Il quattro volte campione europeo indoor Marcin Lewandowski ha vinto la quarta batteria in 3’39”78 davanti a Filip Sasinek (3’40”04). Lo spagnolo Ignacio Fontes ha fatto registrare il miglior tempo delle quattro batterie vincendo la sua batteria con 3’38”68 davanti al britannico Piers Coppeland (3’38”98). Filip Ingebrsigtsen è stato escluso a sorpresa dalla finale con il quarto posto nella prima batteria in 3’41”52. Il giovane Federico Riva ha tagliato il traguardo al decimo posto in 3’45”85. Stesso piazzamento per Joao Bussotti nella sua batteria in 3’44”76. 

La britannica Verity Ockenden ha vinto la più veloce delle due batterie dei 3000 metri femminili stabilendo il miglior tempo assoluto di giornata con 8’52”60. La slovena Marusa Mismas è stata squalificata. La ventenne ligure della Bracco Atletica Ludovica Cavalli si è piazzata all’undicesimo posto in 9’14”85 al debutto nella nazionale assoluta. L’altra britannica Amy Eloise Markovc si è imposta nell’altra batteria in 8’56”26 davanti alla tedesca Elena Burkard. La campionessa italiana Giulia Aprile si è piazzata al decimo posto in 9’17”66. La portoghese Machado ha realizzato l’ultimo tempo di qualificazione con 8’59”39. 

Gianmarco Tamberi ha regalato il primo sorriso alla nazionale italiana nella trentaseiesima edizione degli Europei Indoor di Torun. Il marchigiano si è qualificato per la finale del salto in alto con due soli salti alle misure di 2.16m e 2.21m riusciti al primo tentativo. Tamberi ha esibito il nuovo look con capelli biondo platino. Non è servito andare avanti alle quote superiori perché in otto hanno valicato l’asticella a 2.21m completando il cast degli otto finalisti che si giocheranno le medaglie Domenica mattina. L’unico a superare tutte le misure al primo tentativo è stato il bielorusso Maksim Nedasekau, mentre il tedesco Mateusz Pryzbylko ha avuto bisogno di due tentativi per superare 2.16m prima di valicare l’asticella a 2.21m. 

Gianmarco Tamberi: “E’ bastato un salto a 2.21m.
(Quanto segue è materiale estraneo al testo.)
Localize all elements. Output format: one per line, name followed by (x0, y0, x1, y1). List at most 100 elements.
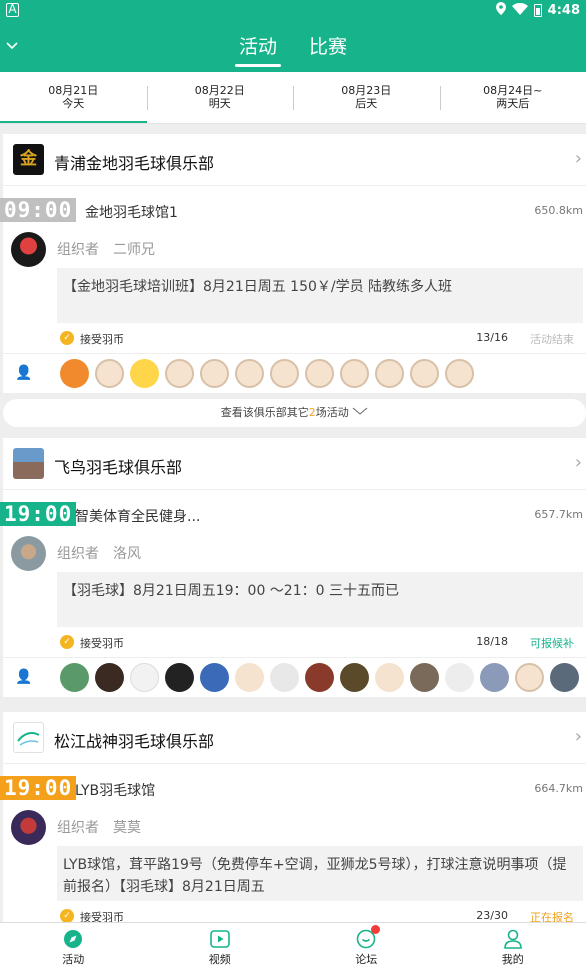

Era già capitato agli Europei di Zurigo 2014 di passare con misure non impegnative. In questo momento vedo un livello molto alto per i primi tre e un livello medio più basso, quindi la qualificazione non è stata difficile. Nedasekau è tra i più forti al mondo, come anche Przybylko. Per contendersi le medaglie sarà una bella sfida. Ci divertiremo sicuramente. Spiace che non ci sia Protsenko, che ha avuto un problema alla schiena. Sarebbe stata una bella prova per le Olimpiadi. In una gara di così alto livello con la maglia della nazionale che dà sempre un’energia diversa. Questa stagione è iniziata bene. Le gare disputate quest’anno mi hanno dato fiducia. Abbiamo lavorato tantissimo in questi anni, passando tanti notti insonni, ma finalmente è l’anno olimpico e penso di fare belle cose. Restiamo con i piedi per terra e puntiamo sempre più in alto. I capelli biondi sono stati una pazzia, un gioco. Con tutti i sacrifici che facciamo, qualcosa che esce dai binari ci sta”. 

Il debuttante in nazionale Antonino Trio è stato eliminato nella qualificazione del salto in lungo con 7.55m. Lo svedese Thobias Montler e il greco Miltiadis Tentoglou sono stati gli unici a superare la barriera degli 8 metri saltando rispettivamente 8.18m e 8.04m.